Experimental research on thermal ignition of typical shell aluminized mixed explosive under fast thermal action
Author(s) -
Sheng Wei Zhao,
Gang Zhou,
C. L. Wang
Publication year - 2020
Publication title -
journal of physics. conference series
Language(s) - English
Resource type - Journals
SCImago Journal Rank - 0.21
H-Index - 85
eISSN - 1742-6596
pISSN - 1742-6588
DOI - 10.1088/1742-6596/1507/3/032069
Subject(s) - explosive material , ignition system , materials science , thermocouple , casting , thermal , composite material , autoignition temperature , nuclear engineering , thermodynamics , chemistry , physics , engineering , organic chemistry
In order to obtain the thermal ignition characteristics of the typical aluminized mixed explosive with shell under fast thermal action, this research takes the casting TNT RDX Al (THL) explosive and casting PBXN-109 explosive as the research target, and establishes the thermal ignition experiment platform for fast heating shell explosives and thermal ignition model of explosive with shell, and carries out the thermal ignition experiment of two explosives under different sizes.
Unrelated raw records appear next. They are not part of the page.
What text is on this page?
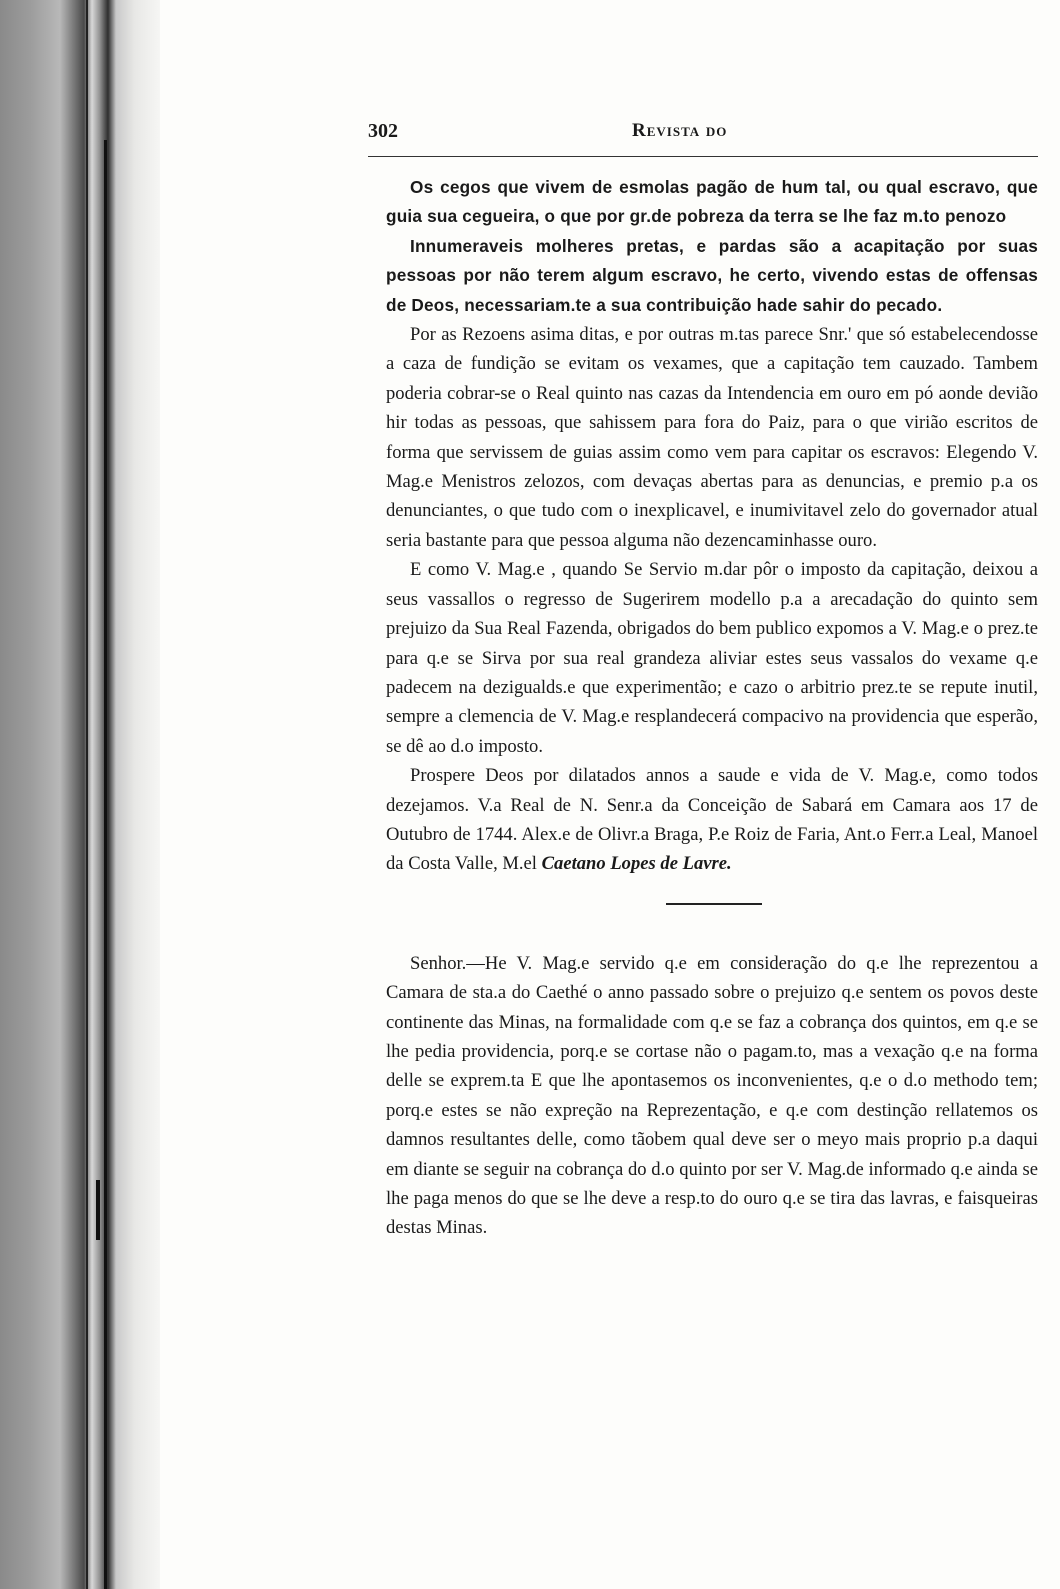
302	Revista do

Os cegos que vivem de esmolas pagão de hum tal, ou qual escravo, que guia sua cegueira, o que por gr.de pobreza da terra se lhe faz m.to penozo

Innumeraveis molheres pretas, e pardas são a acapitação por suas pessoas por não terem algum escravo, he certo, vivendo estas de offensas de Deos, necessariam.te a sua contribuição hade sahir do pecado.

Por as Rezoens asima ditas, e por outras m.tas parece Snr.' que só estabelecendosse a caza de fundição se evitam os vexames, que a capitação tem cauzado. Tambem poderia cobrar-se o Real quinto nas cazas da Intendencia em ouro em pó aonde devião hir todas as pessoas, que sahissem para fora do Paiz, para o que virião escritos de forma que servissem de guias assim como vem para capitar os escravos: Elegendo V. Mag.e Menistros zelozos, com devaças abertas para as denuncias, e premio p.a os denunciantes, o que tudo com o inexplicavel, e inumivitavel zelo do governador atual seria bastante para que pessoa alguma não dezencaminhasse ouro.

E como V. Mag.e , quando Se Servio m.dar pôr o imposto da capitação, deixou a seus vassallos o regresso de Sugerirem modello p.a a arecadação do quinto sem prejuizo da Sua Real Fazenda, obrigados do bem publico expomos a V. Mag.e o prez.te para q.e se Sirva por sua real grandeza aliviar estes seus vassalos do vexame q.e padecem na dezigualds.e que experimentão; e cazo o arbitrio prez.te se repute inutil, sempre a clemencia de V. Mag.e resplandecerá compacivo na providencia que esperão, se dê ao d.o imposto.

Prospere Deos por dilatados annos a saude e vida de V. Mag.e, como todos dezejamos. V.a Real de N. Senr.a da Conceição de Sabará em Camara aos 17 de Outubro de 1744. Alex.e de Olivr.a Braga, P.e Roiz de Faria, Ant.o Ferr.a Leal, Manoel da Costa Valle, M.el Caetano Lopes de Lavre.

Senhor.—He V. Mag.e servido q.e em consideração do q.e lhe reprezentou a Camara de sta.a do Caethé o anno passado sobre o prejuizo q.e sentem os povos deste continente das Minas, na formalidade com q.e se faz a cobrança dos quintos, em q.e se lhe pedia providencia, porq.e se cortase não o pagam.to, mas a vexação q.e na forma delle se exprem.ta E que lhe apontasemos os inconvenientes, q.e o d.o methodo tem; porq.e estes se não expreção na Reprezentação, e q.e com destinção rellatemos os damnos resultantes delle, como tãobem qual deve ser o meyo mais proprio p.a daqui em diante se seguir na cobrança do d.o quinto por ser V. Mag.de informado q.e ainda se lhe paga menos do que se lhe deve a resp.to do ouro q.e se tira das lavras, e faisqueiras destas Minas.
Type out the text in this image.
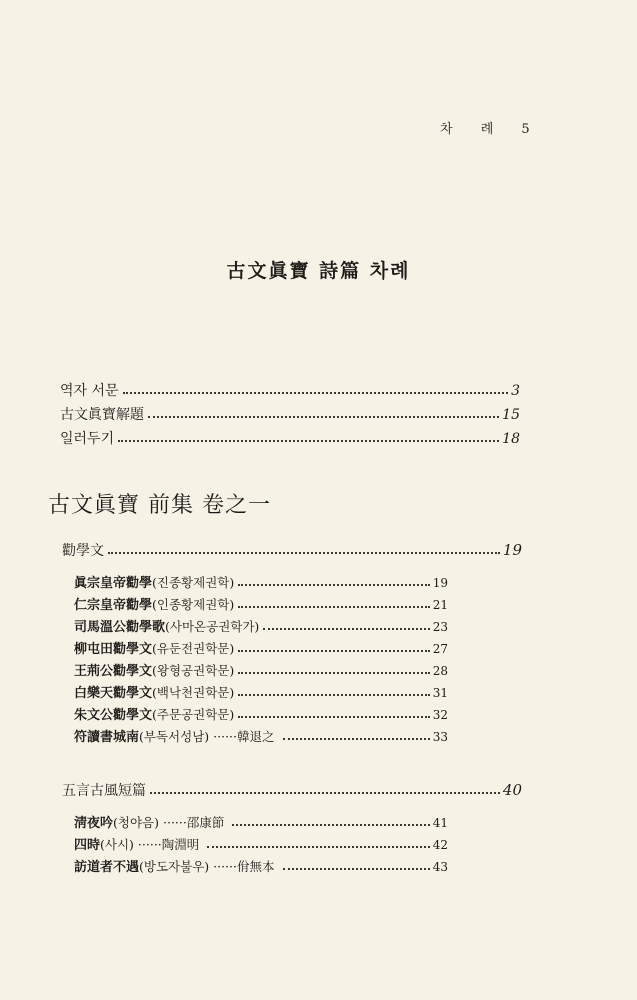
차 례 5
古文眞寶 詩篇 차례
역자 서문	3
古文眞寶解題	15
일러두기	18
古文眞寶 前集 卷之一
勸學文	19
眞宗皇帝勸學(진종황제권학)	19
仁宗皇帝勸學(인종황제권학)	21
司馬溫公勸學歌(사마온공권학가)	23
柳屯田勸學文(유둔전권학문)	27
王荊公勸學文(왕형공권학문)	28
白樂天勸學文(백낙천권학문)	31
朱文公勸學文(주문공권학문)	32
符讀書城南(부독서성남) ······韓退之	33
五言古風短篇	40
淸夜吟(청야음) ······邵康節	41
四時(사시) ······陶淵明	42
訪道者不遇(방도자불우) ······佾無本	43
It uses the fast heating device to generate fast thermal action, and heat the explosives in steel restraints, which uses the thermocouple to tests the temperature history to obtain the explosion temperature and delay time of the explosive thermal ignition. The results show that: ①The explosion temperature and delay time of the two kinds of explosives increase with the ratio of heating range to explosive size decrease, and both of them are larger than the 5s brustpoint. ②In a certain error range, the model calculation values and experimental results are basically consistent, which can be used for semi quantitative predicting explosion temperature and delay time. ③THL explosive is casting type with high density and high hardness, which damaged greatly after thermal ignition. PBXN-109 explosive is a casting plastic bonded explosive with low density and soft quality, and its damage is not so serious as the THL explosive after thermal ignition.